La Guinée est l’un des rares pays africains qui peuvent s’enorgueillir d’avoir dépénalisé partiellement les délits commis par voie de presse. Le Conseil National de Transition, qui a élaboré la loi organique relative à la liberté de la presse, a opté pour la suppression des peines privatives de liberté en matière d’infractions commises par voie de presse pour ne retenir que des peines d’amende.
Cette loi qui a été adoptée à la suite de débats très houleux entre partisans et adversaires de la dépénalisation partielle des délits de presse, a toujours provoqué une certaine hostilité de la part de ceux qui conçoivent mal qu’un journaliste qui a commis une infraction dans l’exercice de sa profession ne puisse pas aller en prison.
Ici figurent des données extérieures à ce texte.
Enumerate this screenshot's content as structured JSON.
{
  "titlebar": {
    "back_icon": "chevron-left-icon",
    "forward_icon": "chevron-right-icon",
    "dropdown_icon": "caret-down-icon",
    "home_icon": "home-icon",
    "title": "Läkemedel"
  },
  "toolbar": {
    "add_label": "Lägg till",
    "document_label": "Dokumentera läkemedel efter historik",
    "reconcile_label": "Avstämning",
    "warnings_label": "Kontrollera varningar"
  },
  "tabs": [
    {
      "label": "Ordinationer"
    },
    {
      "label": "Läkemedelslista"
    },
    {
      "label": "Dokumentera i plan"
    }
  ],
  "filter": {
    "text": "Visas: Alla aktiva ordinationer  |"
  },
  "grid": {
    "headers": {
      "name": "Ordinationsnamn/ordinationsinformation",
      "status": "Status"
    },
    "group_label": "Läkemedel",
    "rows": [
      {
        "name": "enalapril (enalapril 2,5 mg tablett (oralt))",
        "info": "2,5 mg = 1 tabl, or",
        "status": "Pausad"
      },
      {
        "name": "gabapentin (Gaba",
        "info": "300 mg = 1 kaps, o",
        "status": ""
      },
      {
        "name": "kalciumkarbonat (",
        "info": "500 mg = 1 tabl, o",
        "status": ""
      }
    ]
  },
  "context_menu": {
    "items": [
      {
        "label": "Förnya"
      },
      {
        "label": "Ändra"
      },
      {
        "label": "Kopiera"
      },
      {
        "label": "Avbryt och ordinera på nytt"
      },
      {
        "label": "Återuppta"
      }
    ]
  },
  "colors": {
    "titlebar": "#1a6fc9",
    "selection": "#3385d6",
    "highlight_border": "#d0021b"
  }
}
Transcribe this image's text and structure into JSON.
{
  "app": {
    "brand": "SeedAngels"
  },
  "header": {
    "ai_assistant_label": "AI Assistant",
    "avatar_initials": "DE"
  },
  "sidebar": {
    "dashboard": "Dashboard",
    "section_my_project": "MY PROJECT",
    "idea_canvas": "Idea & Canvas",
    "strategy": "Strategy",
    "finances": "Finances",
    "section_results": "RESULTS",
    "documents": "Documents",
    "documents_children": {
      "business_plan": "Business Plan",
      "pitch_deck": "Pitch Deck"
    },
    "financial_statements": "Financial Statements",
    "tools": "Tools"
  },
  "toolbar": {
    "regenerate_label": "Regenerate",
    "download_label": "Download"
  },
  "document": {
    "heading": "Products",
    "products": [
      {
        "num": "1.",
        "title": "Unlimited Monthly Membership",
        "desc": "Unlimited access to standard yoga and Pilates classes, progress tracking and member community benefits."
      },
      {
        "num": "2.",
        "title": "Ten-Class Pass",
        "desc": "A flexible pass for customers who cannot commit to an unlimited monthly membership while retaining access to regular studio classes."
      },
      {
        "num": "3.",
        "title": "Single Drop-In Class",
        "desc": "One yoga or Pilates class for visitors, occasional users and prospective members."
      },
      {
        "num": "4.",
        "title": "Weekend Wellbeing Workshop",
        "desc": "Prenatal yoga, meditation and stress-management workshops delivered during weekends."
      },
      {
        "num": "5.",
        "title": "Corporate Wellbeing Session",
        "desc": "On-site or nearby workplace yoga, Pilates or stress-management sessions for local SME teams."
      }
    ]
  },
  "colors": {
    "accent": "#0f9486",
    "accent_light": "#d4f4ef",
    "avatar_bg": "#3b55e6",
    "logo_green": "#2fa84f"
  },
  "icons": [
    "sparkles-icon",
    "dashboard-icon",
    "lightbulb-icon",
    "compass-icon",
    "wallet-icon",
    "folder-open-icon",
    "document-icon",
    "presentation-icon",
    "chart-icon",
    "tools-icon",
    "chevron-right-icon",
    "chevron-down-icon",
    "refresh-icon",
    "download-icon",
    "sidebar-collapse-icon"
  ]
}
Un ancien ministre de la Communication avait même qualifié cette loi de contraire à la Constitution en ce sens qu’elle rompt l’égalité entre les citoyens devant la loi. Il avait évoqué un traitement de faveur injustifié et insupportable au profit des journalistes.
Cette hostilité ne s’est jamais estompée, surtout que l’auteur d’une infraction commise par voie de presse bénéficie de la protection de la loi sur la liberté de la presse même s’il n’est pas journaliste. Le législateur n’a en effet pas tenu compte de la qualité de l’auteur de l’infraction mais des moyens par lesquels l’infraction a été commise. Autrement dit, pour qualifier un délit de « délit de presse », le critère pris en compte n’est pas la qualité de journaliste mais le ou les moyens par lesquels l’infraction a été commise. Et ces moyens sont indiqués par la loi elle-même.
Mais cette relative protection de la presse risque d’être menacée en raison du fait que certains parquets commencent à engager des poursuites, en cas de délits commis à travers par exemple un journal en ligne, non pas sur la base de la loi organique relative à la liberté de la presse mais la loi portant sur la cybercriminalité. Or, cette loi comporte de très lourdes peines d’emprisonnement et des peines d’amende très élevées.
En clair, pour contourner la loi organique relative à la liberté de la presse dont on sait qu’elle ne prévoit que des peines d’amende plus ou moins raisonnables, on fonde les poursuites sur la loi portant sur la cybercriminalité. Cette démarche procédurale risque de porter un sérieux à la liberté de la presse et à la liberté d’expression en exposant à des peines d’emprisonnement et à de fortes amendes les journalistes et d’autres personnes poursuivies poursuivis pour des faits susceptibles d’être qualifiés de délits de presse et normalement soumis à la loi sur la liberté de la presse.
C’est comme s’il y avait une tentative de plus en plus prononcée d’intimidation ou de musellement de la presse et une volonté de faire taire toutes les voies critiques de ce pays. Le journaliste n’est certes pas au-dessus de la loi. C’est un justiciable comme tout autre justiciable. Mais s’il existe une loi spéciale applicable à l’exercice de la profession journaliste, elle doit être obligatoirement appliquée. Le jour où la nécessité de revenir à la loi de 1991 se posera, rien pourra interdire à l’Assemblée nationale de modifier la loi organique 002/ CNT. Mais en attendant, cette loi doit s’appliquer. En dépénalisant les délits de presse, le legislateur n’a pas voulu accorder une faveur au journaliste. Il a tout simplement tenu compte des risques liés à l’exercice de la profession de journaliste. Celui qui a pour profession de rechercher, de collecter, de traiter et de diffuser des informations dérange toujours et prend des risques évidents et très élevés dans certains cas. Il lui arrive en effet de publier des informations que certains auraient voulu garder ou retenir ; des informations dont ils ne voulaient pas voir le public informé. Dans ces conditions, l’une des meilleures manières de protéger les journalistes est de veiller à ce qu’ils ne fassent pas l’objet de poursuites ou de mesures privatives de liberté dans l’unique but de les bâillonner.
La liberté de la presse, la liberté d’expression, la liberté d’opinion sont des prérogatives dont le respect simpose aux autorités . Et chaque citoyen doit jouer un rôle d’observateur et de lanceur d’alerte quand au respect et à l’exercice effectif de ces libertés. Si la liberté de manifester, la liberté de réunion, la liberté de la presse, la liberté d’expression, la liberté d’opinion font l’objet de restrictions non fixées par loi, c’est tout l’édifice démocratique si patiemment construit qui risque s’écrouler.